IN ÉIREANN FIN : LE "CHEVALIER" DE JERPOINT
Nous arrivons en soirée à notre dernier et beau B&B, perdu en pleine cambrousse. Dans la bourgade la plus proche, point de restaurant ouvert. Nous sommes donc obligés de rourner à Kilkenny, sans appareil photo cette fois ! Après le repas, nous déambulons dans la vieille ville qui me fappe beaucoup plus que lors de notre première visite. Il me semble que beaucoup de choses m'étaient passées inaperçues. Vladimir trouve la ville plus conforme à ses souvenirs. Grand soleil et presque chaleur le lendemain pour notre dernier matin irlandais. Du jardin de notre B&B, nous apercevons la raison de notre visite en ce lieu.
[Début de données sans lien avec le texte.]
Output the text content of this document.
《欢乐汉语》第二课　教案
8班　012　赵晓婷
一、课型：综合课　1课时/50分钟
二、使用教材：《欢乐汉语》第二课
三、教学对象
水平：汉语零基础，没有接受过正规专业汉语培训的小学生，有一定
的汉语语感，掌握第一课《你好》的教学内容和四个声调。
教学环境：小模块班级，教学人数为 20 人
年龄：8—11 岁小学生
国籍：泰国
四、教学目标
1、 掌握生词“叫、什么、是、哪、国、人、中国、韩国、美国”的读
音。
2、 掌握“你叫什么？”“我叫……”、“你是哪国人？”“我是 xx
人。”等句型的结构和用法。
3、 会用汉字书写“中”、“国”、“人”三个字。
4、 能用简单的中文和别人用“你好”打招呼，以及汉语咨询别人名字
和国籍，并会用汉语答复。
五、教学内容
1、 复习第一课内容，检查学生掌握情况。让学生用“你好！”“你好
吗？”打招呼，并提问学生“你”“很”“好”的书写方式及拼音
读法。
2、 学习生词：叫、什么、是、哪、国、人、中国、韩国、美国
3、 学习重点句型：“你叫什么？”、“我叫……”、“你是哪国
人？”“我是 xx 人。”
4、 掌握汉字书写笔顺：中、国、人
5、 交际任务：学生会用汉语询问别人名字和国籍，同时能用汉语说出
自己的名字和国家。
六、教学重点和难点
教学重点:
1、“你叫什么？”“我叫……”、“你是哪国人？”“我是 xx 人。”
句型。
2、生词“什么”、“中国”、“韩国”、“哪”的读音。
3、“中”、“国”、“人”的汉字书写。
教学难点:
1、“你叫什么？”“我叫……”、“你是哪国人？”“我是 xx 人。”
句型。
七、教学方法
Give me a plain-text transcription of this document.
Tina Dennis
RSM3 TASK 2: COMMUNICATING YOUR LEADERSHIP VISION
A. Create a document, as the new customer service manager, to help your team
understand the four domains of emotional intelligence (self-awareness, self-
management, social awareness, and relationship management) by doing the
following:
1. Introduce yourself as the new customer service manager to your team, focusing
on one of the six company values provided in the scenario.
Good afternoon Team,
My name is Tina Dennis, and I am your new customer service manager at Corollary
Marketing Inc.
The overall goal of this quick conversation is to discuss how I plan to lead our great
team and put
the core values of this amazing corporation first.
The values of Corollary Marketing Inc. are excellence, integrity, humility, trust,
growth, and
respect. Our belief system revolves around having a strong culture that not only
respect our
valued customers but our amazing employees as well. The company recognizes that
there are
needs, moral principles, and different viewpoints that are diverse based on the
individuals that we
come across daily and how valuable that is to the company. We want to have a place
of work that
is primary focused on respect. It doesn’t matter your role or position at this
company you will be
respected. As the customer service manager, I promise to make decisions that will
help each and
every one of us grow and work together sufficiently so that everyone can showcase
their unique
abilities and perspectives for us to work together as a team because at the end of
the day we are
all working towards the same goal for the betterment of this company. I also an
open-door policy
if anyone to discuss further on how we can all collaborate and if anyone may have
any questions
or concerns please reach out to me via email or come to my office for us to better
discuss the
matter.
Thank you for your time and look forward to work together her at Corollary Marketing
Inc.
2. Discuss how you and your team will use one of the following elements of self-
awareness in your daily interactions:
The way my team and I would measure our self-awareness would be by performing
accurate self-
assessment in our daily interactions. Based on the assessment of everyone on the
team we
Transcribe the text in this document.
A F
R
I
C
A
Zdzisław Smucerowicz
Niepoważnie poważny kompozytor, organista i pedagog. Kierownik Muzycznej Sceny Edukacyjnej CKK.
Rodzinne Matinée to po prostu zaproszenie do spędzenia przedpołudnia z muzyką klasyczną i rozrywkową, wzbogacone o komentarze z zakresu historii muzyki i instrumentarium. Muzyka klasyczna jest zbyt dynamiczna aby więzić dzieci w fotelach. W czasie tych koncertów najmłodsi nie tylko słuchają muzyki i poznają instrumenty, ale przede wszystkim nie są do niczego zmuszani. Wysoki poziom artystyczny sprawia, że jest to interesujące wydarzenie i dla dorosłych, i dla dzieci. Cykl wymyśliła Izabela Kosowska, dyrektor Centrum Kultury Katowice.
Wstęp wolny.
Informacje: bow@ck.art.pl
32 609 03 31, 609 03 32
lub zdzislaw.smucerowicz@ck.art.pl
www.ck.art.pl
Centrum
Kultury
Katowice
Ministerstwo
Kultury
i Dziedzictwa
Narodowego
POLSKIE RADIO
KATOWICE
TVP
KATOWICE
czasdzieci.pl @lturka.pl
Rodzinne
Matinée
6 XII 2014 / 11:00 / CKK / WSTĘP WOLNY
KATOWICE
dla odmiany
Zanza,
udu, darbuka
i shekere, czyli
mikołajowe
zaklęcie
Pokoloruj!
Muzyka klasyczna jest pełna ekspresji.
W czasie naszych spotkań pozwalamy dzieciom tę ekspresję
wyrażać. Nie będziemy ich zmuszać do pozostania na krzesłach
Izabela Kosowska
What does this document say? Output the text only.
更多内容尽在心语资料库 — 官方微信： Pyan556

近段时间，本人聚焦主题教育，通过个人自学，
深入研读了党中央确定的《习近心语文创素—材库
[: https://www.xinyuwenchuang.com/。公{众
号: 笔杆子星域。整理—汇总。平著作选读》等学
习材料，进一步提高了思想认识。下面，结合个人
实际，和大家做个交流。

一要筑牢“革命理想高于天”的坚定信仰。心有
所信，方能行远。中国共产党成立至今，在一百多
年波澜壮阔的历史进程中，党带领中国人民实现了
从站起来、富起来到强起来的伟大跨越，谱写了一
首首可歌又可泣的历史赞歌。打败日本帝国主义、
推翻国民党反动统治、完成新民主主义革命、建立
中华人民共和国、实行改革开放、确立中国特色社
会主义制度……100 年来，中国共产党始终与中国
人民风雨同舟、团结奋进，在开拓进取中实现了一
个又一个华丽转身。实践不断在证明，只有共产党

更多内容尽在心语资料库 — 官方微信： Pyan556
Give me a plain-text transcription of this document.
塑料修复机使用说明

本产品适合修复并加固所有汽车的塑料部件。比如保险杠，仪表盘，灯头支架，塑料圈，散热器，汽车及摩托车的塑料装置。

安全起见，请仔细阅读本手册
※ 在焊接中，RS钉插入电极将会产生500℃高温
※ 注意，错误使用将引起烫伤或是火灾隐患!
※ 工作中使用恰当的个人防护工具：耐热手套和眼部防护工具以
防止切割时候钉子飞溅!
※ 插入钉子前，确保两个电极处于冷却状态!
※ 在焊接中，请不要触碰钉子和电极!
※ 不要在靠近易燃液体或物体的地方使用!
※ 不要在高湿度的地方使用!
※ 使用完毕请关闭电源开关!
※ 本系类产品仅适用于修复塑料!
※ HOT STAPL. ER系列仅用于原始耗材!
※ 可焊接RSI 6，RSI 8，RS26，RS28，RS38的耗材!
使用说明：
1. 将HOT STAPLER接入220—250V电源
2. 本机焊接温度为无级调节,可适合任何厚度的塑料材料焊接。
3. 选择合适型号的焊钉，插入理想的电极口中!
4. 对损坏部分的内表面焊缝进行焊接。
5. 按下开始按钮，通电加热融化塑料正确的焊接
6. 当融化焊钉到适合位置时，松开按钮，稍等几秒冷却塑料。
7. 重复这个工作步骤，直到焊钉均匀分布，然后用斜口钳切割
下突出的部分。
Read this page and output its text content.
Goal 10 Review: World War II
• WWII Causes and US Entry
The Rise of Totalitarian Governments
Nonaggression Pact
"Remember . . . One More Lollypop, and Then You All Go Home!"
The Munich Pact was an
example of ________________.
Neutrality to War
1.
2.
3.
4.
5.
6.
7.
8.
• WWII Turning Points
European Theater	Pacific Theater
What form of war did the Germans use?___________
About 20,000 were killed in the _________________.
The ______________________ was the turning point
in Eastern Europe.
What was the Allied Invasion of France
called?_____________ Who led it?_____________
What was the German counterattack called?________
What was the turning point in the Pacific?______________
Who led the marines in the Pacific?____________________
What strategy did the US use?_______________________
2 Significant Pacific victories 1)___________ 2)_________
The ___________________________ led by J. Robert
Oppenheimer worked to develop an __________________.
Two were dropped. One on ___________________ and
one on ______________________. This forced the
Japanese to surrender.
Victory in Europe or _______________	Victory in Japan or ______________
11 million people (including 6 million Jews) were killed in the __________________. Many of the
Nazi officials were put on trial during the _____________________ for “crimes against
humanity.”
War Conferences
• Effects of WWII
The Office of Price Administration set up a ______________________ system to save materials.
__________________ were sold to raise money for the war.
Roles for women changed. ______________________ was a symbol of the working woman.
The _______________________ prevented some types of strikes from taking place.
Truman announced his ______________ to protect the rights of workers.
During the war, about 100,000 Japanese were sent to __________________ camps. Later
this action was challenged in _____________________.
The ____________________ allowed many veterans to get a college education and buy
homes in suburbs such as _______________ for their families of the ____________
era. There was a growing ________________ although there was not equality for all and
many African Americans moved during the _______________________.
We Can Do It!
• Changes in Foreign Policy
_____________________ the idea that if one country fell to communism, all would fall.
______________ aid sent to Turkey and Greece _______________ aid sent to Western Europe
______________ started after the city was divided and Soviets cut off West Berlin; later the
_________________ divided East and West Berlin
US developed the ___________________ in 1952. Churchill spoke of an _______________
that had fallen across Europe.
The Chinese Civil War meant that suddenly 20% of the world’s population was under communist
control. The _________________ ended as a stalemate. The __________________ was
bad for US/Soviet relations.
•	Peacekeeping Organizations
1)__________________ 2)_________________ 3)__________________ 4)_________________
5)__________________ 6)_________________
L'abbaye de Jerpoint est une des plus belles abbayes cisterciennes d'Irlande. Elle participa à une conspiration contre Cîteaux au XIIIème, car les irlandais n'aimaient guère l'alignement inhérent aux grandes ordres monastiques. Elle fut fondée en 1160, son architecture est donc en partie romane (avec néanmoins l'arc brisé des cisterciens) et des rajouts gothiques (fenêtre du chevet, voûte de croisée...). Mais on voit à quel point dans ces architectures aux murs peu scandés, la séparation entre les deux styles est ténue.
L'abbaye est connue pour son abondance de sculptures de la fin du Moyen-âge, qui font exception dans le contexte monastique et surtout irlandais. Il s'agit notamment de bases de tombes...
et puis aussi, plus originales, dans le très beau cloître, des figures de religieux certes, mais aussi de chevaliers ou d'animaux fantastiques, qui n'auraient pas été du goût de St Bernard !
Il y a aussi cette pierre tombale gravée du XIIIème, représentant deux chevaliers normands, surnommés "the brethren", les frères. Les tombes gravées de chevaliers sont rares. Mais celles de deux hommes ensemble, côte à côte et se faisant face, leur bras se touchant dans une attitude presque tendre, encore plus. Et ceux-ci ont fait couler beaucoup d'encre: une femme guerrière (qui ne peut bien-sûr pas accèder au titre de chevalier) se cachant sous une apparence masculine et son homme? Un père et son fils? Des frères? Des amant?
Malgré toutes ces beautés, rien de tout ça n'est la raison de ma venue à Jerpoint. Il y a ici un autre "chevalier", cette fois bien aux côtés de sa femme, mais la figure est vraiment unique, car à son flanc il ne porte pas une épée...
...Mais une harpe, et quelle harpe! L'Irlande est bien le seul pays où un harpeur peut avoir droit à un gisant dans une abbaye ! On date l'effigie du début du XVIème. Et cette harpe est en quelque sorte la "quatrième". Trois harpes de type médiéval sont conservées (Brian Boru, Queen Mary et Lamont Harp), étonnament semblables au vu de la diversité de formes qui règne du XVI au XVIIIème. Et celle-ci, dont les détails sont très précis malgré l'usure du temps, montre les mêmes traits que les trois pré-citées (y compris le saumon dans la colonne). Autrefois, le gisant était sur un socle à l'extérieur.
Il est aujourd'hui dans l'entrée, à l'abri.
De l'autre main, il semble tenir sa clé d'accordage. Je suis étonné de la fidelité de représentation de la harpe, alors que les vêtements me semblent plus grossièrement sculptés.
Des luthiers se sont inspiré de cette harpe et une "Jerpoint" figure désormais sur certains catalogues.
A ce point du voyage, je me rends compte qu'en cumulant les deux années irlandaises et en six semaines, nous avons, à proprement parler, fait le tour de l'île. Mes pas m'ont mené aussi sur les traces mémorielles ou physiques de l'ancienne harpe gaélique. Mais curieusement, il y en a une que je n'ai pas vue en vraie, et ça manque ! La mienne !
Il va falloir retourner à Dublin !!
Nous voici à bord et là, un curieux arc en ciel se forme dans la brume de mer. Au bas de l'image, dans le cercle clair, c'est ma silhouette.